From them I learnt that the beautiful is what’s inside.


It was that night that Carlos looked me solemnly in the eye and handed me a well-thumbed copy of La Biblia Gaucha, ‘The Cowboy Bible’. The pale yellow cover shows only the silhouette of a man in a sombrero, pouring maté tea. That man on the cover, pouring the maté, he’s still with us. He told the stories, he’s in the stories, and he’s still reading the stories; handing them to English girls with a growing love for el campero.



The Matron’s Birthday (El Santo de “La Vieja”)

from La Biblia Gaucha, Javier de Viana (1925), trans. by Alice Whaley


Primroses reign. The sky, heavenly blue and fluted with gold, caresses the green countryside with her lustrous warmth, whilst constellations of colourful little flowers tumble over the prairie.

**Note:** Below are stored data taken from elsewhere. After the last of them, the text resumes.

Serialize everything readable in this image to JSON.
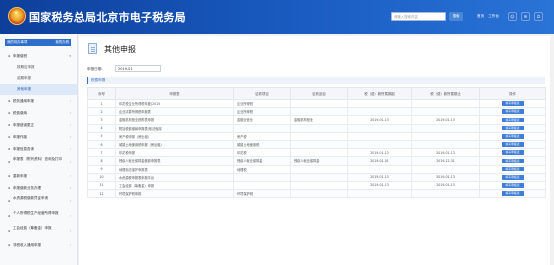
{
  "header": {
    "site_title": "国家税务总局北京市电子税务局",
    "search_placeholder": "请输入搜索内容",
    "search_button": "搜索",
    "links": [
      "首页",
      "工作台"
    ]
  },
  "sidebar": {
    "top_left": "我的待办事项",
    "top_right": "我的办税",
    "menu": [
      {
        "label": "申报缴税",
        "level": 1,
        "expanded": true
      },
      {
        "label": "按期应申报",
        "level": 2
      },
      {
        "label": "逾期申报",
        "level": 2
      },
      {
        "label": "其他申报",
        "level": 2,
        "active": true
      },
      {
        "label": "税务通用申报",
        "level": 1
      },
      {
        "label": "税费缴纳",
        "level": 1
      },
      {
        "label": "申报错误更正",
        "level": 1
      },
      {
        "label": "申报作废",
        "level": 1
      },
      {
        "label": "申报信息查询",
        "level": 1
      },
      {
        "label": "申报表（附列资料）查询及打印",
        "level": 1
      },
      {
        "label": "重新申报",
        "level": 1
      },
      {
        "label": "申报缴款业务办理",
        "level": 1
      },
      {
        "label": "水资源税缴款凭证申请",
        "level": 1
      },
      {
        "label": "个人所得税生产经营所得申报",
        "level": 1
      },
      {
        "label": "工会经费（筹备金）申报",
        "level": 1
      },
      {
        "label": "非税收入通用申报",
        "level": 1
      }
    ]
  },
  "main": {
    "title": "其他申报",
    "date_label": "申报日期:",
    "date_value": "2019-01",
    "section_title": "税费申报",
    "table": {
      "headers": [
        "序号",
        "申报表",
        "征收项目",
        "征收品目",
        "税（费）款所属期起",
        "税（费）款所属期止",
        "操作"
      ],
      "op_label": "填写申报表",
      "rows": [
        [
          "1",
          "印花税企业所得税年度(2015",
          "企业所得税",
          "",
          "",
          ""
        ],
        [
          "2",
          "企业清算所得税申报表",
          "企业所得税",
          "",
          "",
          ""
        ],
        [
          "3",
          "金融机构营业税附表申报",
          "金融业营业",
          "金融机构营业",
          "2019-01-13",
          "2019-01-13"
        ],
        [
          "4",
          "附加税费缴纳申报表(依法免除",
          "",
          "",
          "",
          ""
        ],
        [
          "5",
          "房产税申报（房出租）",
          "房产税",
          "",
          "",
          ""
        ],
        [
          "6",
          "城镇土地使用税申报（房出租）",
          "城镇土地使用税",
          "",
          "",
          ""
        ],
        [
          "7",
          "印花税申报",
          "印花税",
          "",
          "2019-01-13",
          "2019-01-13"
        ],
        [
          "8",
          "残疾人就业保障金缴费申报表",
          "残疾人就业保障金",
          "残疾人就业保障金",
          "2019-01-01",
          "2019-12-31"
        ],
        [
          "9",
          "地理标志保护申报表",
          "地理税",
          "",
          "",
          ""
        ],
        [
          "10",
          "水资源税申报表申报平台",
          "",
          "",
          "2019-01-13",
          "2019-01-13"
        ],
        [
          "11",
          "工会经费（筹备金）申报",
          "",
          "",
          "2019-01-13",
          "2019-01-13"
        ],
        [
          "12",
          "环境保护税申报",
          "环境保护税",
          "",
          "",
          ""
        ]
      ]
    }
  }
}
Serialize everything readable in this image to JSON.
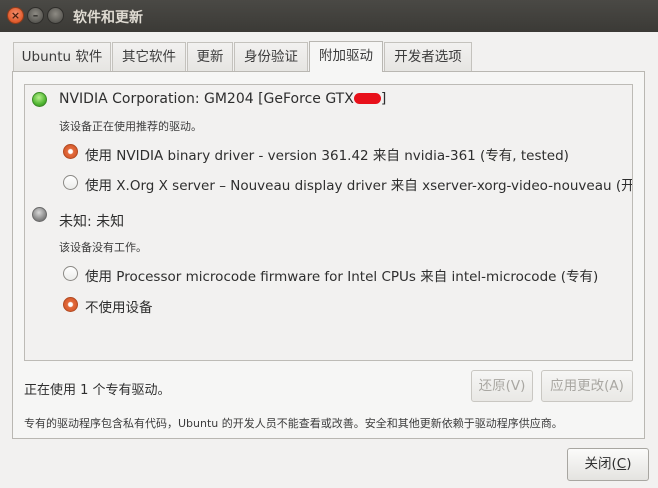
{
  "window": {
    "title": "软件和更新",
    "close_glyph": "×",
    "min_glyph": "–"
  },
  "tabs": [
    {
      "label": "Ubuntu 软件"
    },
    {
      "label": "其它软件"
    },
    {
      "label": "更新"
    },
    {
      "label": "身份验证"
    },
    {
      "label": "附加驱动",
      "active": true
    },
    {
      "label": "开发者选项"
    }
  ],
  "devices": [
    {
      "name_prefix": "NVIDIA Corporation: GM204 [GeForce GTX",
      "name_suffix": "]",
      "status": "该设备正在使用推荐的驱动。",
      "status_color": "#52b733",
      "options": [
        {
          "label": "使用 NVIDIA binary driver - version 361.42 来自 nvidia-361 (专有, tested)",
          "checked": true
        },
        {
          "label": "使用 X.Org X server – Nouveau display driver 来自 xserver-xorg-video-nouveau (开",
          "checked": false
        }
      ]
    },
    {
      "name": "未知: 未知",
      "status": "该设备没有工作。",
      "status_color": "#8a8a8a",
      "options": [
        {
          "label": "使用 Processor microcode firmware for Intel CPUs 来自 intel-microcode (专有)",
          "checked": false
        },
        {
          "label": "不使用设备",
          "checked": true
        }
      ]
    }
  ],
  "footer": {
    "status": "正在使用 1 个专有驱动。",
    "revert_label": "还原(V)",
    "apply_label": "应用更改(A)",
    "note": "专有的驱动程序包含私有代码，Ubuntu 的开发人员不能查看或改善。安全和其他更新依赖于驱动程序供应商。",
    "close_label_prefix": "关闭(",
    "close_mnemonic": "C",
    "close_label_suffix": ")"
  },
  "colors": {
    "accent": "#e26a3c",
    "titlebar": "#3b3a36",
    "redaction": "#e8101a"
  }
}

The birds, in festive spirit, have abandoned the humid twilit forest. They throw themselves across the placid air in wayward rings, drunk on light and scent.


And once again, Love - the root of life, a tender seed - emerges from the fertile belly of mother earth, from inexhaustible youth.


The great nest of the ovenbird sits at the ranch of Don Servando. The colour of the house’s walls disappears beneath the rich foliage of the wild Parietaria trees, between whose branches the bumble-bees buzz, the butterflies flutter, and the tireless hummingbirds perform their acrobatics. The sparrows chase each other, screech, jump, and fly, feeling so at-home that they invite themselves inside, sometimes brushing their wings across the strings of a guitar, testing fleeting harmonies which chime like the teasing laughter of happy children.


[…]


“Come, my love. Let’s show these lads how we danced the Pericón when we were colts and fillies, when the unbroken horses grazed in the yard, and, leaning against a wall nearby, our fathers’ spears awaited the dawn, when they would join their comrades and die for their homeland. Let the musicians play!”

And, just as the earth keeps in her bosom the seed of interminable springs, the old couple stripped off the dark cloak of more than a half-century of life and struggle, and put on the lights and the colours, the grace and the energy, and the tender perfume of the white flowers that filled their wedding day.